Fine-Grained Graph Generation through Latent Mixtur... | AI Research

Fine-Grained Graph Generation through Latent Mixture Scheduling
This research introduces TopoGen, a new framework designed to generate graphs that strictly adhere to specific topological properties. While existing methods often provide only coarse control—such as simply setting the number of nodes or edges—TopoGen allows for fine-grained structural control. This is essential for specialized fields like drug discovery, where researchers need to generate molecular structures with precise bonding properties, or social network modeling, where specific connectivity patterns are required.

A New Approach to Controlled Generation

TopoGen is built as a conditional variational autoencoder. During the training phase, the model learns from both the actual structure of a graph (its adjacency matrix) and its corresponding topological attributes. By processing both, the model learns to align structural data with the desired properties. Once trained, the model enters an inference phase where it can generate entirely new graphs based solely on a set of target attributes, without needing a reference graph to guide it.

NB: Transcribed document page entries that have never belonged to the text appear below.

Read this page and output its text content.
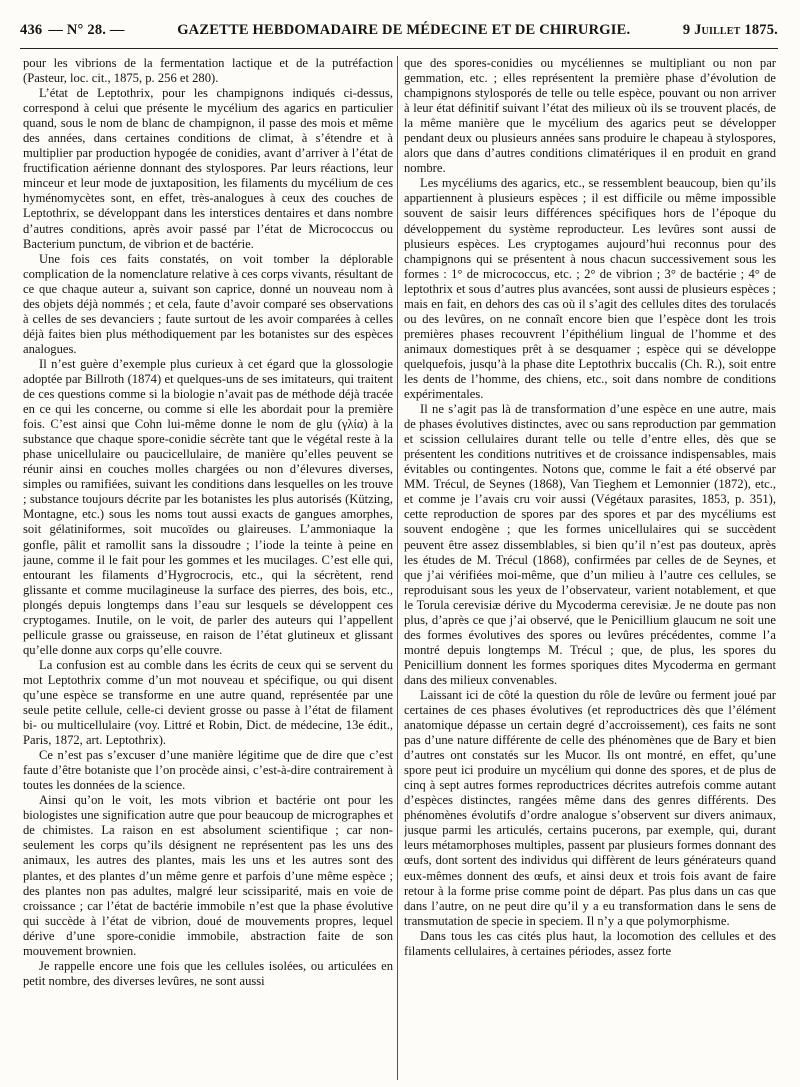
436 — N° 28. —	GAZETTE HEBDOMADAIRE DE MÉDECINE ET DE CHIRURGIE.	9 Juillet 1875.

pour les vibrions de la fermentation lactique et de la putréfaction (Pasteur, loc. cit., 1875, p. 256 et 280).

L’état de Leptothrix, pour les champignons indiqués ci-dessus, correspond à celui que présente le mycélium des agarics en particulier quand, sous le nom de blanc de champignon, il passe des mois et même des années, dans certaines conditions de climat, à s’étendre et à multiplier par production hypogée de conidies, avant d’arriver à l’état de fructification aérienne donnant des stylospores. Par leurs réactions, leur minceur et leur mode de juxtaposition, les filaments du mycélium de ces hyménomycètes sont, en effet, très-analogues à ceux des couches de Leptothrix, se développant dans les interstices dentaires et dans nombre d’autres conditions, après avoir passé par l’état de Micrococcus ou Bacterium punctum, de vibrion et de bactérie.

Une fois ces faits constatés, on voit tomber la déplorable complication de la nomenclature relative à ces corps vivants, résultant de ce que chaque auteur a, suivant son caprice, donné un nouveau nom à des objets déjà nommés ; et cela, faute d’avoir comparé ses observations à celles de ses devanciers ; faute surtout de les avoir comparées à celles déjà faites bien plus méthodiquement par les botanistes sur des espèces analogues.

Il n’est guère d’exemple plus curieux à cet égard que la glossologie adoptée par Billroth (1874) et quelques-uns de ses imitateurs, qui traitent de ces questions comme si la biologie n’avait pas de méthode déjà tracée en ce qui les concerne, ou comme si elle les abordait pour la première fois. C’est ainsi que Cohn lui-même donne le nom de glu (γλία) à la substance que chaque spore-conidie sécrète tant que le végétal reste à la phase unicellulaire ou paucicellulaire, de manière qu’elles peuvent se réunir ainsi en couches molles chargées ou non d’élevures diverses, simples ou ramifiées, suivant les conditions dans lesquelles on les trouve ; substance toujours décrite par les botanistes les plus autorisés (Kützing, Montagne, etc.) sous les noms tout aussi exacts de gangues amorphes, soit gélatiniformes, soit mucoïdes ou glaireuses. L’ammoniaque la gonfle, pâlit et ramollit sans la dissoudre ; l’iode la teinte à peine en jaune, comme il le fait pour les gommes et les mucilages. C’est elle qui, entourant les filaments d’Hygrocrocis, etc., qui la sécrètent, rend glissante et comme mucilagineuse la surface des pierres, des bois, etc., plongés depuis longtemps dans l’eau sur lesquels se développent ces cryptogames. Inutile, on le voit, de parler des auteurs qui l’appellent pellicule grasse ou graisseuse, en raison de l’état glutineux et glissant qu’elle donne aux corps qu’elle couvre.

La confusion est au comble dans les écrits de ceux qui se servent du mot Leptothrix comme d’un mot nouveau et spécifique, ou qui disent qu’une espèce se transforme en une autre quand, représentée par une seule petite cellule, celle-ci devient grosse ou passe à l’état de filament bi- ou multicellulaire (voy. Littré et Robin, Dict. de médecine, 13e édit., Paris, 1872, art. Leptothrix).

Ce n’est pas s’excuser d’une manière légitime que de dire que c’est faute d’être botaniste que l’on procède ainsi, c’est-à-dire contrairement à toutes les données de la science.

Ainsi qu’on le voit, les mots vibrion et bactérie ont pour les biologistes une signification autre que pour beaucoup de micrographes et de chimistes. La raison en est absolument scientifique ; car non-seulement les corps qu’ils désignent ne représentent pas les uns des animaux, les autres des plantes, mais les uns et les autres sont des plantes, et des plantes d’un même genre et parfois d’une même espèce ; des plantes non pas adultes, malgré leur scissiparité, mais en voie de croissance ; car l’état de bactérie immobile n’est que la phase évolutive qui succède à l’état de vibrion, doué de mouvements propres, lequel dérive d’une spore-conidie immobile, abstraction faite de son mouvement brownien.

Je rappelle encore une fois que les cellules isolées, ou articulées en petit nombre, des diverses levûres, ne sont aussi

que des spores-conidies ou mycéliennes se multipliant ou non par gemmation, etc. ; elles représentent la première phase d’évolution de champignons stylosporés de telle ou telle espèce, pouvant ou non arriver à leur état définitif suivant l’état des milieux où ils se trouvent placés, de la même manière que le mycélium des agarics peut se développer pendant deux ou plusieurs années sans produire le chapeau à stylospores, alors que dans d’autres conditions climatériques il en produit en grand nombre.

Les mycéliums des agarics, etc., se ressemblent beaucoup, bien qu’ils appartiennent à plusieurs espèces ; il est difficile ou même impossible souvent de saisir leurs différences spécifiques hors de l’époque du développement du système reproducteur. Les levûres sont aussi de plusieurs espèces. Les cryptogames aujourd’hui reconnus pour des champignons qui se présentent à nous chacun successivement sous les formes : 1° de micrococcus, etc. ; 2° de vibrion ; 3° de bactérie ; 4° de leptothrix et sous d’autres plus avancées, sont aussi de plusieurs espèces ; mais en fait, en dehors des cas où il s’agit des cellules dites des torulacés ou des levûres, on ne connaît encore bien que l’espèce dont les trois premières phases recouvrent l’épithélium lingual de l’homme et des animaux domestiques prêt à se desquamer ; espèce qui se développe quelquefois, jusqu’à la phase dite Leptothrix buccalis (Ch. R.), soit entre les dents de l’homme, des chiens, etc., soit dans nombre de conditions expérimentales.

Il ne s’agit pas là de transformation d’une espèce en une autre, mais de phases évolutives distinctes, avec ou sans reproduction par gemmation et scission cellulaires durant telle ou telle d’entre elles, dès que se présentent les conditions nutritives et de croissance indispensables, mais évitables ou contingentes. Notons que, comme le fait a été observé par MM. Trécul, de Seynes (1868), Van Tieghem et Lemonnier (1872), etc., et comme je l’avais cru voir aussi (Végétaux parasites, 1853, p. 351), cette reproduction de spores par des spores et par des mycéliums est souvent endogène ; que les formes unicellulaires qui se succèdent peuvent être assez dissemblables, si bien qu’il n’est pas douteux, après les études de M. Trécul (1868), confirmées par celles de de Seynes, et que j’ai vérifiées moi-même, que d’un milieu à l’autre ces cellules, se reproduisant sous les yeux de l’observateur, varient notablement, et que le Torula cerevisiæ dérive du Mycoderma cerevisiæ. Je ne doute pas non plus, d’après ce que j’ai observé, que le Penicillium glaucum ne soit une des formes évolutives des spores ou levûres précédentes, comme l’a montré depuis longtemps M. Trécul ; que, de plus, les spores du Penicillium donnent les formes sporiques dites Mycoderma en germant dans des milieux convenables.

Laissant ici de côté la question du rôle de levûre ou ferment joué par certaines de ces phases évolutives (et reproductrices dès que l’élément anatomique dépasse un certain degré d’accroissement), ces faits ne sont pas d’une nature différente de celle des phénomènes que de Bary et bien d’autres ont constatés sur les Mucor. Ils ont montré, en effet, qu’une spore peut ici produire un mycélium qui donne des spores, et de plus de cinq à sept autres formes reproductrices décrites autrefois comme autant d’espèces distinctes, rangées même dans des genres différents. Des phénomènes évolutifs d’ordre analogue s’observent sur divers animaux, jusque parmi les articulés, certains pucerons, par exemple, qui, durant leurs métamorphoses multiples, passent par plusieurs formes donnant des œufs, dont sortent des individus qui diffèrent de leurs générateurs quand eux-mêmes donnent des œufs, et ainsi deux et trois fois avant de faire retour à la forme prise comme point de départ. Pas plus dans un cas que dans l’autre, on ne peut dire qu’il y a eu transformation dans le sens de transmutation de specie in speciem. Il n’y a que polymorphisme.

Dans tous les cas cités plus haut, la locomotion des cellules et des filaments cellulaires, à certaines périodes, assez forte
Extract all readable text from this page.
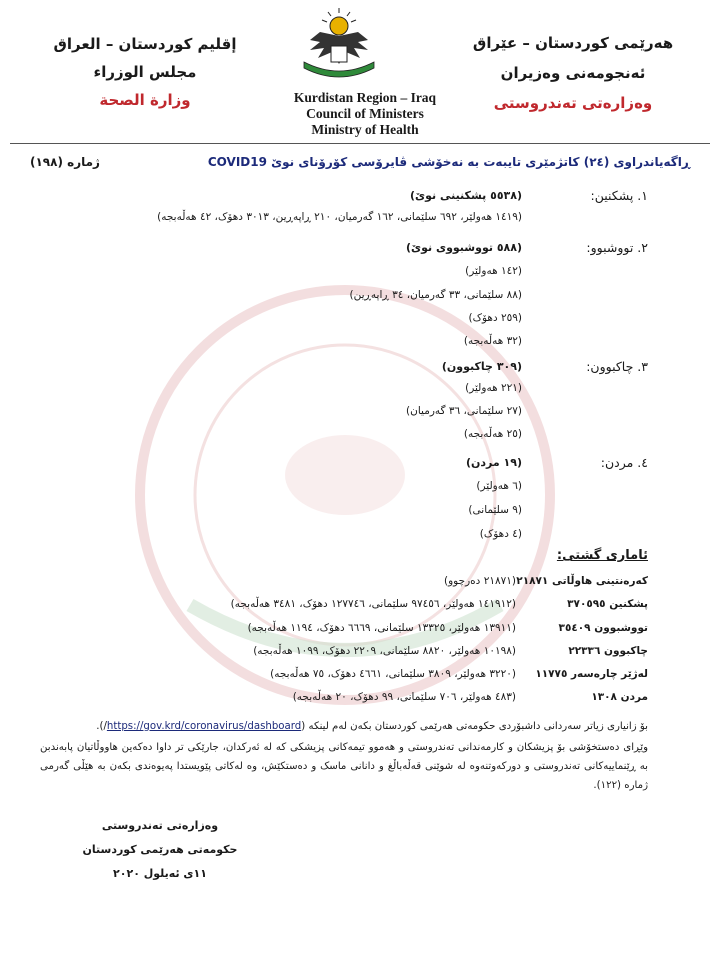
إقليم كوردستان – العراق
مجلس الوزراء
وزارة الصحة	Kurdistan Region – Iraq
Council of Ministers
Ministry of Health
هەرێمی کوردستان – عێراق
ئەنجومەنی وەزیران
وەزارەتی تەندروستی
ڕاگەیاندراوی (٢٤) کاتژمێری تایبەت بە نەخۆشی ڤایرۆسی کۆرۆنای نوێ COVID19
ژمارە (١٩٨)
١. پشکنین:
(٥٥٣٨ پشکنینی نوێ)
(١٤١٩ هەولێر، ٦٩٢ سلێمانی، ١٦٢ گەرمیان، ٢١٠ ڕاپەڕین، ٣٠١٣ دهۆک، ٤٢ هەڵەبجە)
٢. تووشبوو:
(٥٨٨ تووشبووی نوێ)
(١٤٢ هەولێر)
(٨٨ سلێمانی، ٣٣ گەرمیان، ٣٤ ڕاپەڕین)
(٢٥٩ دهۆک)
(٣٢ هەڵەبجە)
٣. چاکبوون:
(٣٠٩ چاکبوون)
(٢٢١ هەولێر)
(٢٧ سلێمانی، ٣٦ گەرمیان)
(٢٥ هەڵەبجە)
٤. مردن:
(١٩ مردن)
(٦ هەولێر)
(٩ سلێمانی)
(٤ دهۆک)
ئاماری گشتی:
کەرەنتینی هاوڵاتی ٢١٨٧١
(٢١٨٧١ دەرچوو)
پشکنین ٣٧٠٥٩٥
(١٤١٩١٢ هەولێر، ٩٧٤٥٦ سلێمانی، ١٢٧٧٤٦ دهۆک، ٣٤٨١ هەڵەبجە)
تووشبوون ٣٥٤٠٩
(١٣٩١١ هەولێر، ١٣٣٢٥ سلێمانی، ٦٦٦٩ دهۆک، ١١٩٤ هەڵەبجە)
چاکبوون ٢٢٣٣٦
(١٠١٩٨ هەولێر، ٨٨٢٠ سلێمانی، ٢٢٠٩ دهۆک، ١٠٩٩ هەڵەبجە)
لەژێر چارەسەر ١١٧٧٥
(٣٢٢٠ هەولێر، ٣٨٠٩ سلێمانی، ٤٦٦١ دهۆک، ٧٥ هەڵەبجە)
مردن ١٣٠٨
(٤٨٣ هەولێر، ٧٠٦ سلێمانی، ٩٩ دهۆک، ٢٠ هەڵەبجە)
بۆ زانیاری زیاتر سەردانی داشبۆردی حکومەتی هەرێمی کوردستان بکەن لەم لینکە (https://gov.krd/coronavirus/dashboard/).
وێڕای دەستخۆشی بۆ پزیشکان و کارمەندانی تەندروستی و هەموو تیمەکانی پزیشکی کە لە ئەرکدان، جارێکی تر داوا دەکەین هاووڵاتیان پابەندبن بە ڕێنماییەکانی تەندروستی و دورکەوتنەوە لە شوێنی قەڵەباڵغ و دانانی ماسک و دەستکێش، وە لەکاتی پێویستدا پەیوەندی بکەن بە هێڵی گەرمی ژمارە (١٢٢).
وەزارەتی تەندروستی
حکومەتی هەرێمی کوردستان
١١ی ئەیلول ٢٠٢٠
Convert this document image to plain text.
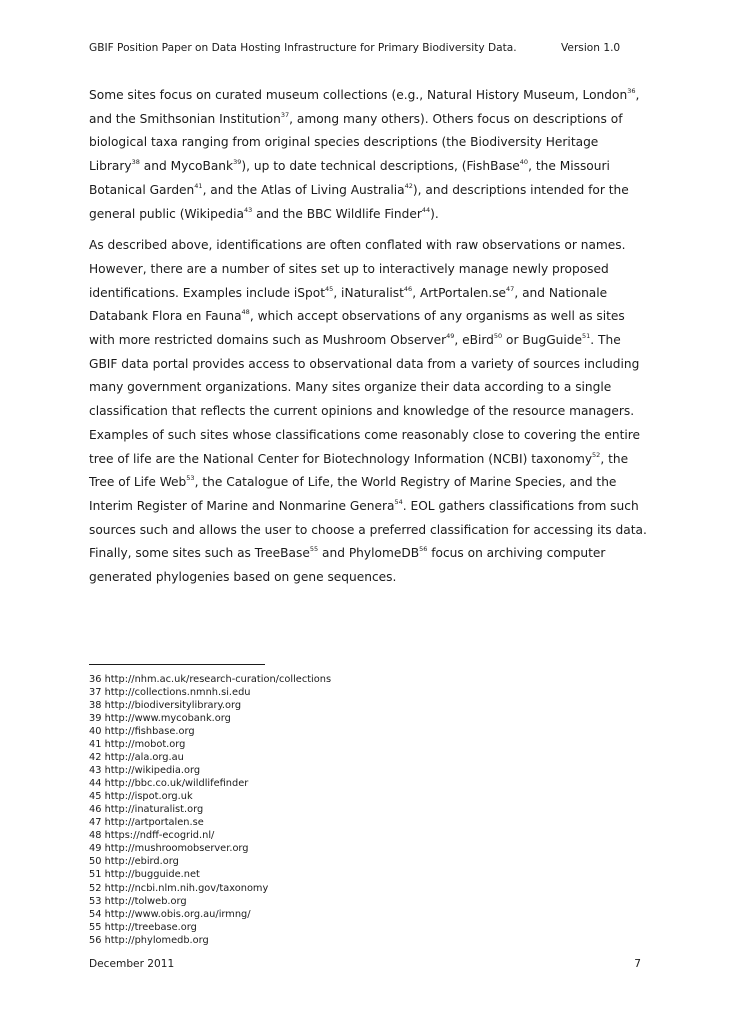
GBIF Position Paper on Data Hosting Infrastructure for Primary Biodiversity Data.	Version 1.0

Some sites focus on curated museum collections (e.g., Natural History Museum, London$^{36}$, and the Smithsonian Institution$^{37}$, among many others). Others focus on descriptions of biological taxa ranging from original species descriptions (the Biodiversity Heritage Library$^{38}$ and MycoBank$^{39}$), up to date technical descriptions, (FishBase$^{40}$, the Missouri Botanical Garden$^{41}$, and the Atlas of Living Australia$^{42}$), and descriptions intended for the general public (Wikipedia$^{43}$ and the BBC Wildlife Finder$^{44}$).

As described above, identifications are often conflated with raw observations or names. However, there are a number of sites set up to interactively manage newly proposed identifications. Examples include iSpot$^{45}$, iNaturalist$^{46}$, $ArtPortalen.se^{47}$, and Nationale Databank Flora en Fauna$^{48}$, which accept observations of any organisms as well as sites with more restricted domains such as Mushroom Observer$^{49}$, eBird$^{50}$ or BugGuide$^{51}$. The GBIF data portal provides access to observational data from a variety of sources including many government organizations. Many sites organize their data according to a single classification that reflects the current opinions and knowledge of the resource managers. Examples of such sites whose classifications come reasonably close to covering the entire tree of life are the National Center for Biotechnology Information (NCBI) taxonomy$^{52}$, the Tree of Life Web$^{53}$, the Catalogue of Life, the World Registry of Marine Species, and the Interim Register of Marine and Nonmarine Genera$^{54}$. EOL gathers classifications from such sources such and allows the user to choose a preferred classification for accessing its data. Finally, some sites such as TreeBase$^{55}$ and PhylomeDB$^{56}$ focus on archiving computer generated phylogenies based on gene sequences.

36 http://nhm.ac.uk/research-curation/collections
37 http://collections.nmnh.si.edu
38 http://biodiversitylibrary.org
39 http://www.mycobank.org
40 http://fishbase.org
41 http://mobot.org
42 http://ala.org.au
43 http://wikipedia.org
44 http://bbc.co.uk/wildlifefinder
45 http://ispot.org.uk
46 http://inaturalist.org
47 http://artportalen.se
48 https://ndff-ecogrid.nl/
49 http://mushroomobserver.org
50 http://ebird.org
51 http://bugguide.net
52 http://ncbi.nlm.nih.gov/taxonomy
53 http://tolweb.org
54 http://www.obis.org.au/irmng/
55 http://treebase.org
56 http://phylomedb.org
December 2011	7
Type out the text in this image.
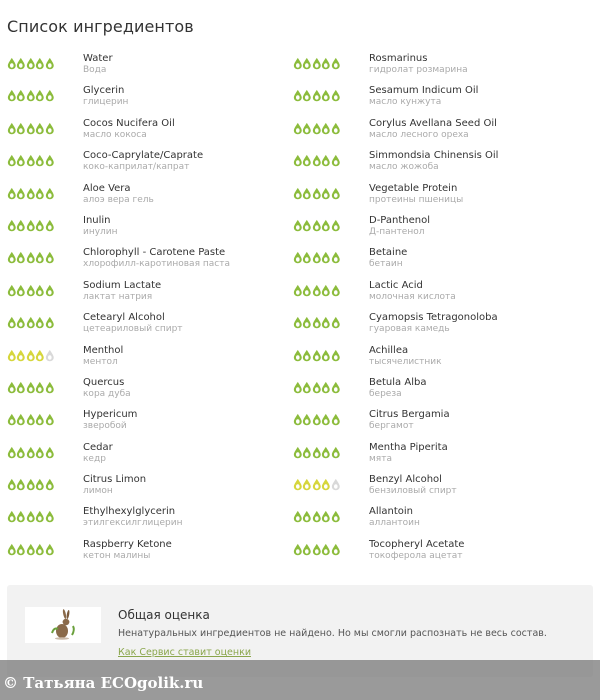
Список ингредиентов
Water
Вода
Glycerin
глицерин
Cocos Nucifera Oil
масло кокоса
Coco-Caprylate/Caprate
коко-каприлат/капрат
Aloe Vera
алоэ вера гель
Inulin
инулин
Chlorophyll - Carotene Paste
хлорофилл-каротиновая паста
Sodium Lactate
лактат натрия
Cetearyl Alcohol
цетеариловый спирт
Menthol
ментол
Quercus
кора дуба
Hypericum
зверобой
Cedar
кедр
Citrus Limon
лимон
Ethylhexylglycerin
этилгексилглицерин
Raspberry Ketone
кетон малины
Rosmarinus
гидролат розмарина
Sesamum Indicum Oil
масло кунжута
Corylus Avellana Seed Oil
масло лесного ореха
Simmondsia Chinensis Oil
масло жожоба
Vegetable Protein
протеины пшеницы
D-Panthenol
Д-пантенол
Betaine
бетаин
Lactic Acid
молочная кислота
Cyamopsis Tetragonoloba
гуаровая камедь
Achillea
тысячелистник
Betula Alba
береза
Citrus Bergamia
бергамот
Mentha Piperita
мята
Benzyl Alcohol
бензиловый спирт
Allantoin
аллантоин
Tocopheryl Acetate
токоферола ацетат
Общая оценка
Ненатуральных ингредиентов не найдено. Но мы смогли распознать не весь состав.
Как Сервис ставит оценки
© Татьяна ECOgolik.ru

The Mixture-Scheduler Mechanism

The core innovation of this model is the "Mixture-Scheduler." In traditional generative models, forcing a system to follow specific constraints can often lead to a loss of structural quality. TopoGen solves this by using a scheduling function that gradually integrates attribute-driven information into the generation process. Instead of forcing the model to meet all constraints immediately, the scheduler slowly balances the influence of the graph’s structural representation and the desired attribute constraints over the course of training. This leads to a more stable and accurate alignment between the generated output and the requested properties.

Versatile Structural Control

TopoGen is designed to be flexible, supporting a wide range of fine-grained attributes. These include metrics such as graph density, transitivity, clustering coefficients, and node or edge connectivity. By adjusting these parameters, users can influence the final output in highly specific ways—for instance, increasing graph density to improve communication robustness in a network or fine-tuning transitivity to better simulate disease spread patterns.

Performance and Findings

Experiments conducted across five real-world datasets—ranging from citation networks like Ogbn-arxiv to molecular datasets like MUTAG—demonstrate that TopoGen effectively balances structural fidelity with control. The researchers found that the joint integration of adjacency and attribute data significantly improves the quality of the generated graphs. Furthermore, the results confirm that as the number of control attributes increases, the model’s ability to generate structurally valid and precise graphs improves, validating the effectiveness of the fine-grained constraint approach.